After two years of decline, the city’s retail market is experiencing a sudden burst of activity.
Retail tenants with an eye for a deal are making the most of the current oversupply, spurring a 10 percent uptick in Manhattan store leasing this year, according to an analysis of CoStar Group data by The Real Deal.
Overall, Manhattan retailers inked 1,027 deals for a total of 2.9 million square feet so far this year, up from 990 deals totaling 2.6 million square feet during the same period in 2015, the data reveal.
Make no mistake: This is not the go-go mood of 2012 and 2013, when high- and fast-fashion tenants were driving the market, signing deals to take over tens of thousands of square feet in buildings from Downtown to Upper Madison Avenue.
Now, with many global apparel brand expansion plans on hold or in reverse, it’s a more motley crew of tenants taking space, making smaller deals, often in secondary locations or for long-vacant spaces.

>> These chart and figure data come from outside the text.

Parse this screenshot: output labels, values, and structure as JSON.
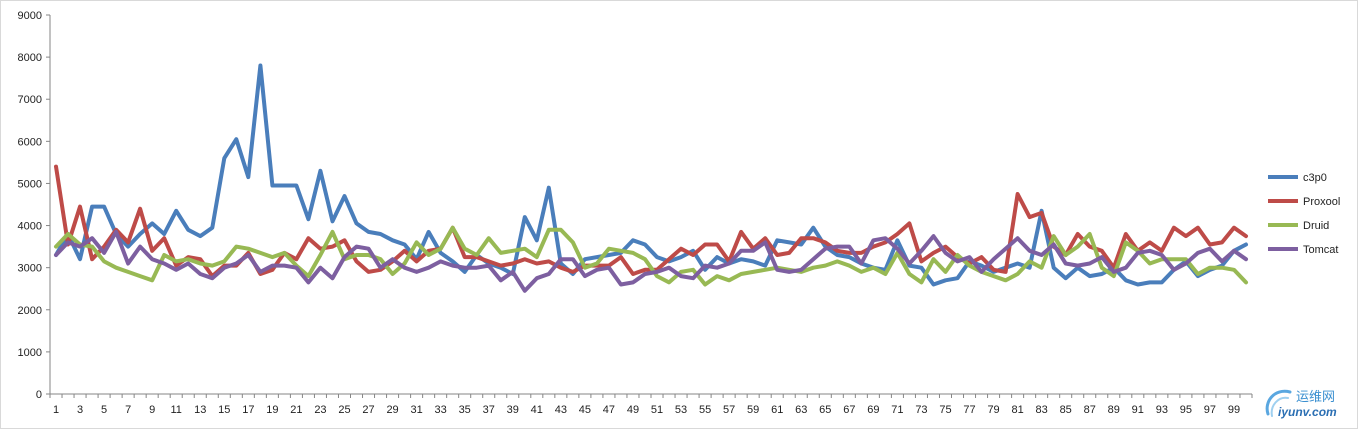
{
  "chart_data": {
    "type": "line",
    "title": "",
    "xlabel": "",
    "ylabel": "",
    "ylim": [
      0,
      9000
    ],
    "y_ticks": [
      "0",
      "1000",
      "2000",
      "3000",
      "4000",
      "5000",
      "6000",
      "7000",
      "8000",
      "9000"
    ],
    "x_ticks": [
      "1",
      "3",
      "5",
      "7",
      "9",
      "11",
      "13",
      "15",
      "17",
      "19",
      "21",
      "23",
      "25",
      "27",
      "29",
      "31",
      "33",
      "35",
      "37",
      "39",
      "41",
      "43",
      "45",
      "47",
      "49",
      "51",
      "53",
      "55",
      "57",
      "59",
      "61",
      "63",
      "65",
      "67",
      "69",
      "71",
      "73",
      "75",
      "77",
      "79",
      "81",
      "83",
      "85",
      "87",
      "89",
      "91",
      "93",
      "95",
      "97",
      "99"
    ],
    "x": [
      1,
      2,
      3,
      4,
      5,
      6,
      7,
      8,
      9,
      10,
      11,
      12,
      13,
      14,
      15,
      16,
      17,
      18,
      19,
      20,
      21,
      22,
      23,
      24,
      25,
      26,
      27,
      28,
      29,
      30,
      31,
      32,
      33,
      34,
      35,
      36,
      37,
      38,
      39,
      40,
      41,
      42,
      43,
      44,
      45,
      46,
      47,
      48,
      49,
      50,
      51,
      52,
      53,
      54,
      55,
      56,
      57,
      58,
      59,
      60,
      61,
      62,
      63,
      64,
      65,
      66,
      67,
      68,
      69,
      70,
      71,
      72,
      73,
      74,
      75,
      76,
      77,
      78,
      79,
      80,
      81,
      82,
      83,
      84,
      85,
      86,
      87,
      88,
      89,
      90,
      91,
      92,
      93,
      94,
      95,
      96,
      97,
      98,
      99,
      100
    ],
    "grid": false,
    "legend_position": "right",
    "series": [
      {
        "name": "c3p0",
        "color": "#4a7ebb",
        "values": [
          3300,
          3800,
          3200,
          4450,
          4450,
          3800,
          3500,
          3800,
          4050,
          3800,
          4350,
          3900,
          3750,
          3950,
          5600,
          6050,
          5150,
          7800,
          4950,
          4950,
          4950,
          4150,
          5300,
          4100,
          4700,
          4050,
          3850,
          3800,
          3650,
          3550,
          3200,
          3850,
          3350,
          3150,
          2900,
          3300,
          3100,
          3000,
          2850,
          4200,
          3650,
          4900,
          3100,
          2850,
          3200,
          3250,
          3300,
          3350,
          3650,
          3550,
          3250,
          3150,
          3250,
          3400,
          2950,
          3250,
          3100,
          3200,
          3150,
          3050,
          3650,
          3600,
          3550,
          3950,
          3500,
          3300,
          3250,
          3100,
          3000,
          2950,
          3650,
          3050,
          3000,
          2600,
          2700,
          2750,
          3150,
          3050,
          2900,
          3000,
          3100,
          3000,
          4350,
          3000,
          2750,
          3000,
          2800,
          2850,
          3000,
          2700,
          2600,
          2650,
          2650,
          2950,
          3150,
          2800,
          2950,
          3050,
          3400,
          3550
        ]
      },
      {
        "name": "Proxool",
        "color": "#be4b48",
        "values": [
          5400,
          3550,
          4450,
          3200,
          3500,
          3900,
          3600,
          4400,
          3400,
          3700,
          3050,
          3250,
          3200,
          2800,
          3050,
          3050,
          3350,
          2850,
          2950,
          3350,
          3200,
          3700,
          3450,
          3500,
          3650,
          3150,
          2900,
          2950,
          3150,
          3400,
          3150,
          3400,
          3450,
          3950,
          3250,
          3250,
          3150,
          3050,
          3100,
          3200,
          3100,
          3150,
          3000,
          2900,
          3050,
          3050,
          3050,
          3250,
          2850,
          2950,
          2950,
          3200,
          3450,
          3300,
          3550,
          3550,
          3150,
          3850,
          3450,
          3700,
          3300,
          3350,
          3700,
          3700,
          3600,
          3400,
          3350,
          3350,
          3500,
          3600,
          3800,
          4050,
          3150,
          3350,
          3500,
          3250,
          3100,
          3250,
          2950,
          2900,
          4750,
          4200,
          4300,
          3500,
          3300,
          3800,
          3500,
          3400,
          3000,
          3800,
          3400,
          3600,
          3400,
          3950,
          3750,
          3950,
          3550,
          3600,
          3950,
          3750
        ]
      },
      {
        "name": "Druid",
        "color": "#98b954",
        "values": [
          3500,
          3800,
          3550,
          3500,
          3150,
          3000,
          2900,
          2800,
          2700,
          3300,
          3150,
          3200,
          3100,
          3050,
          3150,
          3500,
          3450,
          3350,
          3250,
          3350,
          3050,
          2800,
          3300,
          3850,
          3200,
          3300,
          3300,
          3200,
          2850,
          3100,
          3600,
          3300,
          3450,
          3950,
          3450,
          3300,
          3700,
          3350,
          3400,
          3450,
          3250,
          3900,
          3900,
          3600,
          3000,
          3100,
          3450,
          3400,
          3350,
          3200,
          2800,
          2650,
          2900,
          2950,
          2600,
          2800,
          2700,
          2850,
          2900,
          2950,
          3000,
          2950,
          2900,
          3000,
          3050,
          3150,
          3050,
          2900,
          3000,
          2850,
          3350,
          2850,
          2650,
          3200,
          2900,
          3300,
          3050,
          2900,
          2800,
          2700,
          2850,
          3150,
          3000,
          3750,
          3300,
          3500,
          3800,
          3000,
          2800,
          3600,
          3400,
          3100,
          3200,
          3200,
          3200,
          2850,
          3000,
          3000,
          2950,
          2650
        ]
      },
      {
        "name": "Tomcat",
        "color": "#7d5fa0",
        "values": [
          3300,
          3600,
          3500,
          3700,
          3350,
          3850,
          3100,
          3500,
          3200,
          3100,
          2950,
          3100,
          2850,
          2750,
          3000,
          3100,
          3300,
          2900,
          3050,
          3050,
          3000,
          2650,
          3000,
          2750,
          3250,
          3500,
          3450,
          3000,
          3200,
          3000,
          2900,
          3000,
          3150,
          3050,
          3000,
          3000,
          3050,
          2700,
          2900,
          2450,
          2750,
          2850,
          3200,
          3200,
          2800,
          2950,
          3000,
          2600,
          2650,
          2850,
          2900,
          3000,
          2800,
          2750,
          3050,
          3000,
          3100,
          3400,
          3400,
          3600,
          2950,
          2900,
          2950,
          3200,
          3450,
          3500,
          3500,
          3100,
          3650,
          3700,
          3450,
          3100,
          3400,
          3750,
          3350,
          3150,
          3250,
          2900,
          3200,
          3450,
          3700,
          3400,
          3300,
          3550,
          3100,
          3050,
          3100,
          3250,
          2900,
          3000,
          3350,
          3400,
          3300,
          2950,
          3100,
          3350,
          3450,
          3150,
          3400,
          3200
        ]
      }
    ]
  },
  "watermark": {
    "text": "运维网",
    "url": "iyunv.com"
  }
}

“It is either renewals or opportunistic [deals], and you are starting to see [fast food], and restaurants. And [deals] in emerging markets,” said Gary Trock, a retail broker with CBRE [TRDataCustom].
The situation is unusual. A half dozen brokers interviewed for this article stressed two apparently conflicting circumstances: That the market is soft, and that they are busy.
Several of the large deals inked so far this year underscore these trends. American Girl — which has called 609 Fifth Avenue home since signing a lease in 2001 that earned the brokers a Real Estate Board of New York award — signed a deal for 43,179 square feet across the street at 75 Rockefeller Plaza, where rents are lower.
Meanwhile, star chef Todd English signed a deal for 11,970 square feet at Kushner Companies’ retail condominium at 229 West 43rd Street, a space that had been on the market for six years, according to CoStar. The sportswear retailer Under Armour also took over a long-available space, signing a deal for the former FAO Schwarz space in the GM Building at 767 Fifth Avenue, which had been on the market for years.
As for the flurry of lower-end deals, brokers point to the bevy of vacant stores in neighborhoods that used to have few or no vacancies. Rents are leveling off and even coming down in some cases.
“The market is soft, there is more flexibility in deal terms,” said Robin Abrams, a broker at Lansco. She cautioned, however, that “when brokers say rents are softening, that does not mean tenants are paying one-third. [Rents] may be coming down 5 to 10 percent. That may induce tenants to pull the trigger.”
Local retailers and restaurateurs are taking advantage of the landlords’ deal-making mode, according to Chase Welles of SCG Retail.
“The local deals, the regular indigenous New York retailer, on First Avenue, Alphabet City, West Village are totally happening,” Welles said, “What is not happening is the 20,000-square-foot deal in Soho.”
The softness in the market can actually bring some additional work to brokers, according to Soozan Baxter, an independent retail consultant based in New York. That’s because large firms may cut their in-house staff to save money, then outsource the work.
“I think during lean times, retailers are more apt to rely on brokers than ever,” Baxter said.
Following the last recovery, firms such as JLL, Savills Studley and Eastern Consolidated launched new retail divisions, while other established companies like Kassin Sabbagh aggressively ramped up the number of its agents. But while deal volume has ticked back up in the past few months, brokers question whether there is enough activity to keep all the agents who joined the industry during the last boom occupied.
“All of a sudden, retail became hot. [But now] the market is slow and we are oversaturated with lots of retail brokers and new companies,” said Abrams. “How many retail brokers do we need in New York?”